A very interesting question. Because this song had two meanings:

The first was the meaning according to Paul McCartney which we could consider its true meaning since he was the one wrote the song.

And second was the meaning that Charles Manson found in the song that we could consider its twisted meaning since it made him and his group to kill people.

First of all, the title:

‘Helter Skelter’ referred to a fairground ride mainly popular in Britain, in which people could climb the inside of a wooden tower and slide down a spiral ride on the outside.

Paul McCartney about the song:

“I was using the symbol of a helter skelter as a ride from the top to the bottom -the rise and fall of the Roman Empire – and this was the fall, the demise, the going down.

“You could have thought of it as a rather cute title but it’s since taken on all sorts of ominous overtones because Manson picked it up as an anthem, and since then quite a few punk bands have done it because it is a raunchy rocker.

Charles Manson:

“Helter Skelter means confusion. Literally, it doesn’t mean war with anyone. It doesn’t mean that those people are going to kill other people. It only means what it means.
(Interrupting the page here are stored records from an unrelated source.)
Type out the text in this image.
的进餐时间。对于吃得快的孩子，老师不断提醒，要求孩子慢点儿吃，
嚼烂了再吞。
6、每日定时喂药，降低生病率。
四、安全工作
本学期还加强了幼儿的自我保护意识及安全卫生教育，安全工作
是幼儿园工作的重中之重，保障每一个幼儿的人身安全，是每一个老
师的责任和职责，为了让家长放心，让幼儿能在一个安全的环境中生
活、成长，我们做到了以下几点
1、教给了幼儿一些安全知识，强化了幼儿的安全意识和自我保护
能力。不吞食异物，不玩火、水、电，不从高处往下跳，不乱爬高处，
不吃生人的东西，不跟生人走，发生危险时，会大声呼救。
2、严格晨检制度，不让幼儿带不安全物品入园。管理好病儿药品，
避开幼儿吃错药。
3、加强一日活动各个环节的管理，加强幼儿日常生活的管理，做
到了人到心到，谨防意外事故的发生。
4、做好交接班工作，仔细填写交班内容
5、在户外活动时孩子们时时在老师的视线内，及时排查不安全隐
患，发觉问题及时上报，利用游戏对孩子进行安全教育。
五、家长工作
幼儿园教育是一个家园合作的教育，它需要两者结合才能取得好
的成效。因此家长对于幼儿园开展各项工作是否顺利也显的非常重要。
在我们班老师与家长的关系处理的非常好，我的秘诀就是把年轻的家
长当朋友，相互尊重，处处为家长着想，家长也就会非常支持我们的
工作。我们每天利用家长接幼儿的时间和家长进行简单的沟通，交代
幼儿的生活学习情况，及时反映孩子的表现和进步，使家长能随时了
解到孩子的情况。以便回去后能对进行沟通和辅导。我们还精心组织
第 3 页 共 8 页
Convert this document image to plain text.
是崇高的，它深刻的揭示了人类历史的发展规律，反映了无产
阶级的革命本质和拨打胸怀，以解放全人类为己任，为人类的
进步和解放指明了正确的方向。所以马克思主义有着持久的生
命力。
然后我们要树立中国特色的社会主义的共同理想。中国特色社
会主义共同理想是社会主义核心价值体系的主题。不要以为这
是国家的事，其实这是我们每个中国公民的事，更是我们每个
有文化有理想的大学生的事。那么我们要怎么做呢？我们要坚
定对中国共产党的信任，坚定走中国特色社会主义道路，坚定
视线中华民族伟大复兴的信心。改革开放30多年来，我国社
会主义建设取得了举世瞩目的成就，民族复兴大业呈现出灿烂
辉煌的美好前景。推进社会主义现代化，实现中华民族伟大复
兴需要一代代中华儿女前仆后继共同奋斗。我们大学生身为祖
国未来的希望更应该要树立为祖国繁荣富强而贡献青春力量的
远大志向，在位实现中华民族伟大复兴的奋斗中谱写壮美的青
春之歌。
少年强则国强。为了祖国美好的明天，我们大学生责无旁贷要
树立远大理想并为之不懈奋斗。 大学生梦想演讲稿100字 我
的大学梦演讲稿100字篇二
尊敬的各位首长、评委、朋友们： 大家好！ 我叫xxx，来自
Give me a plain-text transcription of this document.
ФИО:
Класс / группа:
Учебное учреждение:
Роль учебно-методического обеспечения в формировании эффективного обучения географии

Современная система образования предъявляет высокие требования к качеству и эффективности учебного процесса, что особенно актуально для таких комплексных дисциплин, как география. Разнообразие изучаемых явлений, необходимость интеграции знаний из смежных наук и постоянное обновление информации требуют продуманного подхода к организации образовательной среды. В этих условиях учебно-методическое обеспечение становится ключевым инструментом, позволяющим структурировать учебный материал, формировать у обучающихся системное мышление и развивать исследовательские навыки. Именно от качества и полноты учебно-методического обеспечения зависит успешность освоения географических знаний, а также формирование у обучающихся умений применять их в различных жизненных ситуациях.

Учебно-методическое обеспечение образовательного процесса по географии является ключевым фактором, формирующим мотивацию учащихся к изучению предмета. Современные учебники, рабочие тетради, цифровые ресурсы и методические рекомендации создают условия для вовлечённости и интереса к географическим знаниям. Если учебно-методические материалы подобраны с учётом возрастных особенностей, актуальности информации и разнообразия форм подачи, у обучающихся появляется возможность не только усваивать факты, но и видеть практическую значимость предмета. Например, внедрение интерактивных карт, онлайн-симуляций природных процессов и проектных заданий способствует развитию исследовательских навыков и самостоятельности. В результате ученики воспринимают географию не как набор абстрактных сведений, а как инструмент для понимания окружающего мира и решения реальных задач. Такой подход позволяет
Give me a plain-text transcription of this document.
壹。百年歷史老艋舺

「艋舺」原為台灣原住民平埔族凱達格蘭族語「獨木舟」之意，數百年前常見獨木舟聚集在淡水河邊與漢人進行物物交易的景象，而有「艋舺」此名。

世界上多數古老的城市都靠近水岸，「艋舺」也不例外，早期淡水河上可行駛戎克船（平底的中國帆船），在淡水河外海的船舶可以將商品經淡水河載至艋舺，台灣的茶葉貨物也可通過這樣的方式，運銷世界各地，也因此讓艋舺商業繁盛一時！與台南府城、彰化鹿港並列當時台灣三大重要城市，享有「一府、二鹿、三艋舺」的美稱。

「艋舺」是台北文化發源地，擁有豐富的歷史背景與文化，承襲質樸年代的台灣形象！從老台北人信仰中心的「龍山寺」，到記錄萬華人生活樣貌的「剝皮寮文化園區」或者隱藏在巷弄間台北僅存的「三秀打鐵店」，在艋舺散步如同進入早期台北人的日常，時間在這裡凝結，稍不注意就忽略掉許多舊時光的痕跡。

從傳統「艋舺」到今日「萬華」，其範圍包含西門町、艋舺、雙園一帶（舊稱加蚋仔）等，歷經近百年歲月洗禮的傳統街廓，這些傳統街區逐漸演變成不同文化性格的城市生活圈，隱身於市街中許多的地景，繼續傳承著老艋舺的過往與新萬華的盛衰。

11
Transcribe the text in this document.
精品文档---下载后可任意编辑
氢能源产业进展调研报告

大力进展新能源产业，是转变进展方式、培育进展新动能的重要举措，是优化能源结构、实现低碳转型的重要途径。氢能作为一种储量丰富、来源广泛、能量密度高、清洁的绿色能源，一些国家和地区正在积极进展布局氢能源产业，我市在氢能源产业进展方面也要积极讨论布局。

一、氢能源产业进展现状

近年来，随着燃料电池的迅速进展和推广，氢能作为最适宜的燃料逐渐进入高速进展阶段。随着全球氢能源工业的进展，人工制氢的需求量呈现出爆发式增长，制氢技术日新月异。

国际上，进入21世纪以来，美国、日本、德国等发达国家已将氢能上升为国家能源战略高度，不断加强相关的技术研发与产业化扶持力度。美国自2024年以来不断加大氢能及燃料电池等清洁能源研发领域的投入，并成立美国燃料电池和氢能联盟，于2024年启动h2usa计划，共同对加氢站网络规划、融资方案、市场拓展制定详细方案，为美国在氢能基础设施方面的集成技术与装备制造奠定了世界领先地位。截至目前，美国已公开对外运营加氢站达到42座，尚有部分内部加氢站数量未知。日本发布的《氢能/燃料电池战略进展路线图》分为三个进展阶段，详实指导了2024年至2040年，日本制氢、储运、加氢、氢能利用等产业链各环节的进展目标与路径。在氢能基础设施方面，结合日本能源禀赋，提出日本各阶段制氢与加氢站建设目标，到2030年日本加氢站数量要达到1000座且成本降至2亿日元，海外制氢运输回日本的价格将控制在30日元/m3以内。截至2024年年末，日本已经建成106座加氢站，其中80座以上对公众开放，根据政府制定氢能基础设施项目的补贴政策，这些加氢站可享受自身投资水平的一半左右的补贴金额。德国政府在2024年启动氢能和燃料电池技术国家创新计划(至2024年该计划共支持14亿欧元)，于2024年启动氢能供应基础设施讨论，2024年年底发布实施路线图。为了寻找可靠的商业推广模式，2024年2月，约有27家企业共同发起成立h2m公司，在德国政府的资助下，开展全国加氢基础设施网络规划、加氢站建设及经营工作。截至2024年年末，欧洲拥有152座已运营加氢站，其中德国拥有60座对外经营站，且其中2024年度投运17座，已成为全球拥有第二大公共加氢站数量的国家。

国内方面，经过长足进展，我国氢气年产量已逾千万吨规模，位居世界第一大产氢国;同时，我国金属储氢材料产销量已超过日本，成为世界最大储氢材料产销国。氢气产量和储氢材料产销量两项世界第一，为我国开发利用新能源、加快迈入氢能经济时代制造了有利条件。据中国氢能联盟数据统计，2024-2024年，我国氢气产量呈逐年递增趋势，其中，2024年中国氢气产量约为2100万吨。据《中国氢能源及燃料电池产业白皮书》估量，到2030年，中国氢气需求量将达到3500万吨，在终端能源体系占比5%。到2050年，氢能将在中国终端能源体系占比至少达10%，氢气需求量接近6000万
“Helter Skelter is confusion. Confusion is coming down fast. If you don’t see confusion coming down fast, you can call it what you wish.

“It’s not my conspiracy. It is not my music. I hear what it relates. It says, ‘Rise!’. It says, ’Kill!’.

“ Why blame it on me? I didn’t write the music. I am not the person who projected it into social consciousness! “

John Lennon commented:

“I don’t know what Helter Skelter has to do with knifing anyone. I’ve never listened to it properly, it was just noise.”

Yes, John Lennon said ‘Helter Skelter’ was just noise, and you’d wonder why the melodic Paul wrote this raunchy track which had been described as a prototype for 1970s Heavy Metal Sound.

Paul McCartney:

“I was in Scotland and I read in Melody Maker that Pete Townshend had said: ‘We’ve just made the raunchiest, loudest, most ridiculous rock ‘n’ roll record you’ve ever heard’. I never actually found out what track that was that The Who had made, but that got me going; just hearing him talk about it.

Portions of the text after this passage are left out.